Statement from Human Longevity Inc. on PNAS Paper on Face and other Trait Predictions from Whole Genome Sequencing and Machine Learning for Identification of Individuals
September 5, 2017
As outlined in a peer reviewed study recently published in the journal, Proceedings of the National Academy of Sciences (PNAS), Human Longevity researchers set out to see what traits could be predicted and thus used to identify individuals applying machine learning algorithms to whole genome data, without assuming any additional information such as age, sex, and ethnic being shared alongside the genome. The study centered on 1,061 people from diverse ethno-geographic backgrounds. The authors readily acknowledged that this was a very small cohort and that much larger cohorts would be needed to make much more precise predictions and identifications. The researchers stand behind their methodology (there are more than 40 pages in the paper’s supplemental material outlining all methods) and invite all to review the PNAS paper.
As the team states in the conclusion of the paper:
We have presented predictive models for facial structure, voice, eye color, skin color, height, weight, and BMI from common genetic variation and have developed a model for estimating age from WGS data. Despite limitations in statistical power due to the small sample size of 1,061 individuals, predictions are sound. Although individually, each predictive model provided limited information about an individual’s identity, we have derived an optimal similarity measure from multiple prediction models that enabled matching between genomes and phenotypic profiles with good accuracy. Over time, predictions will get more precise, and, thus, the results of this work will be of greater consideration in the current discussion on genome privacy protection.
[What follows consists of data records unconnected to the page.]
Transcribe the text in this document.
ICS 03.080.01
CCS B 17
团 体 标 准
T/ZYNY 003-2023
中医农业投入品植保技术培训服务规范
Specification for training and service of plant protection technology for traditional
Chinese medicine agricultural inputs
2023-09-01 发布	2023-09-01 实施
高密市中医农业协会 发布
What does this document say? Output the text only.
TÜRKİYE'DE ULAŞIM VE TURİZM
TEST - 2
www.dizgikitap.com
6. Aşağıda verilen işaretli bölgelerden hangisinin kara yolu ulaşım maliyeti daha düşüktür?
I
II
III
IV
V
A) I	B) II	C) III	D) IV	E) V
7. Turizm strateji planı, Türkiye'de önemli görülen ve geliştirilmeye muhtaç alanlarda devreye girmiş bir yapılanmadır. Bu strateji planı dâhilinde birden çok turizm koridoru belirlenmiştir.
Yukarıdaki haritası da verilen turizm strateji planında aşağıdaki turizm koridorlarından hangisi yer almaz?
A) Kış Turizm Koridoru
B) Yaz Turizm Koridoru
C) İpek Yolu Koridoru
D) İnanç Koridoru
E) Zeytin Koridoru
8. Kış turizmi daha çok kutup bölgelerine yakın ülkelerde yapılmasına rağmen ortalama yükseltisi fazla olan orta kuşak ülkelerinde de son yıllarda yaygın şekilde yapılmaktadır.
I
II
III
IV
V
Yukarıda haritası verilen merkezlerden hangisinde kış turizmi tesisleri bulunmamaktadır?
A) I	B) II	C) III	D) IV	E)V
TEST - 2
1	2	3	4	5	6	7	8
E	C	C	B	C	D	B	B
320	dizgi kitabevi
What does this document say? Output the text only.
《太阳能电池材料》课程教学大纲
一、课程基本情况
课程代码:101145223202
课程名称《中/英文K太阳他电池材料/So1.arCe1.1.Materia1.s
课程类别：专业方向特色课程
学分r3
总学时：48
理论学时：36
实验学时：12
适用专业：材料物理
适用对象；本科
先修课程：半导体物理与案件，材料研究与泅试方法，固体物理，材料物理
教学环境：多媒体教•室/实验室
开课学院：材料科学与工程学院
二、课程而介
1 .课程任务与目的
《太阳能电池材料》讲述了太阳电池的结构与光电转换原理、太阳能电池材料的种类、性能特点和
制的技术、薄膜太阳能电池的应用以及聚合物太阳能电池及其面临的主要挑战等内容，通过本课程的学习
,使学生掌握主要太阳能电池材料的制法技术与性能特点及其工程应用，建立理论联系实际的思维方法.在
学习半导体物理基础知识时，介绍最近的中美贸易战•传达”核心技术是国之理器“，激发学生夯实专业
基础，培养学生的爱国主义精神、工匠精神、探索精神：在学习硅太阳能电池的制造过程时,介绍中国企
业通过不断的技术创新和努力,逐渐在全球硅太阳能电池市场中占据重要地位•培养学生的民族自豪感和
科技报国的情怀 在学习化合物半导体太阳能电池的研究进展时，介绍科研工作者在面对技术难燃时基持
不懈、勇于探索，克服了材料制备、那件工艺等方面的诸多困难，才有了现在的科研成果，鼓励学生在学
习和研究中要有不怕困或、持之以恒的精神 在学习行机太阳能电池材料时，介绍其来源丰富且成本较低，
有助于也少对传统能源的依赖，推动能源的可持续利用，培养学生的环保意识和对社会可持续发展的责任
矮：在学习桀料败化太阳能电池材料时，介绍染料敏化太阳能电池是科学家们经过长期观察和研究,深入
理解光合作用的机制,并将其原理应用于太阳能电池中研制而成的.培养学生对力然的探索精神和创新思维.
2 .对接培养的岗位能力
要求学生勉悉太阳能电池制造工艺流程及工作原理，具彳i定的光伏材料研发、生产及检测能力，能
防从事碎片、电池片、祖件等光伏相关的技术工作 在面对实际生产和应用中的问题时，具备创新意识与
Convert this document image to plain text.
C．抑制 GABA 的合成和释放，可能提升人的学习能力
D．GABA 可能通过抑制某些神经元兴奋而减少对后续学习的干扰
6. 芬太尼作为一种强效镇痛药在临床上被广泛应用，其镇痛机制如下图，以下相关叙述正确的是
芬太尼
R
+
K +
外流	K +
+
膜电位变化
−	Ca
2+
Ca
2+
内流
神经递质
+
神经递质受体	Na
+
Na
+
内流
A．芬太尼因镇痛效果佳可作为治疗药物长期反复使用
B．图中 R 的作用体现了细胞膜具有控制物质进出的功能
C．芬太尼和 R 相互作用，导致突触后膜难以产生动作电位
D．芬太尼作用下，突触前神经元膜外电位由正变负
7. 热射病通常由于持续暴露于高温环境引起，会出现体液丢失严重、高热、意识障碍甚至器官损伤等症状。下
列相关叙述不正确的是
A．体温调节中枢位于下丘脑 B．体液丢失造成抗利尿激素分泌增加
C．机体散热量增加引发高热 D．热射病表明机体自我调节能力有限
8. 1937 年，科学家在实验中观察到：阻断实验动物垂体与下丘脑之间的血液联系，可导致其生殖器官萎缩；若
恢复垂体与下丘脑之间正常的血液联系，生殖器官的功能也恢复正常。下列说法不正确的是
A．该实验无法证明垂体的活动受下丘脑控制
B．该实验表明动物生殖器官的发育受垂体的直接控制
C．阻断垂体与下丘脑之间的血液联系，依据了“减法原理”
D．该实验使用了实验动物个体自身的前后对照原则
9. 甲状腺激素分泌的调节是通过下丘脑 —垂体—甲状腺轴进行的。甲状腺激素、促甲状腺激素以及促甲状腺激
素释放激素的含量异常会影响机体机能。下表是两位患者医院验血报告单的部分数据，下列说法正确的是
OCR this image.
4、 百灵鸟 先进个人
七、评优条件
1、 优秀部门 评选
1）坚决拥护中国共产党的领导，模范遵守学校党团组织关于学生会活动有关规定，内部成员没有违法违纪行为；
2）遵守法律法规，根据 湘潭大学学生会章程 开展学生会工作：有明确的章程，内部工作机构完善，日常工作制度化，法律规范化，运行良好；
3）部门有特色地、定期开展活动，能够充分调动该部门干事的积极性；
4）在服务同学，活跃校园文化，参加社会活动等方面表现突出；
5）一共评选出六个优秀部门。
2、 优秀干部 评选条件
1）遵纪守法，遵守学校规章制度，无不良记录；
As also stated in the paper and publicly, a central reason for doing this study was to point out that as larger and larger genomic and associated phenotypic information databases exist (both public and private), individuals who are participating in these studies need to fully understand the implications of having their genomes in such databases. Those in our field and policymakers must also understand this situation. A core belief from the HLI researchers is that there is now no such thing as true de-identification and full privacy in publicly accessible databases because one’s genome is the ultimate identifier in that it codes for all the physical traits that are recognized as that individual. Put simply, if you have a genome from the public domain, researchers can sketch a picture of that individual, thus identifying that person. And while current methodologies are less sophisticated, the field is rapidly advancing so methodologies will only improve.
We agree that sharing of genomic data is invaluable for research, however to reiterate, our results suggest that genomes cannot be considered fully de-identifiable and should be shared by using appropriate levels of security and due diligence. At HLI we employ some of the best minds and tools to ensure security of our data. We look forward to continuing to work with interested researchers, policy makers and legislators to ensure the safety and privacy of genomic and other health-related information.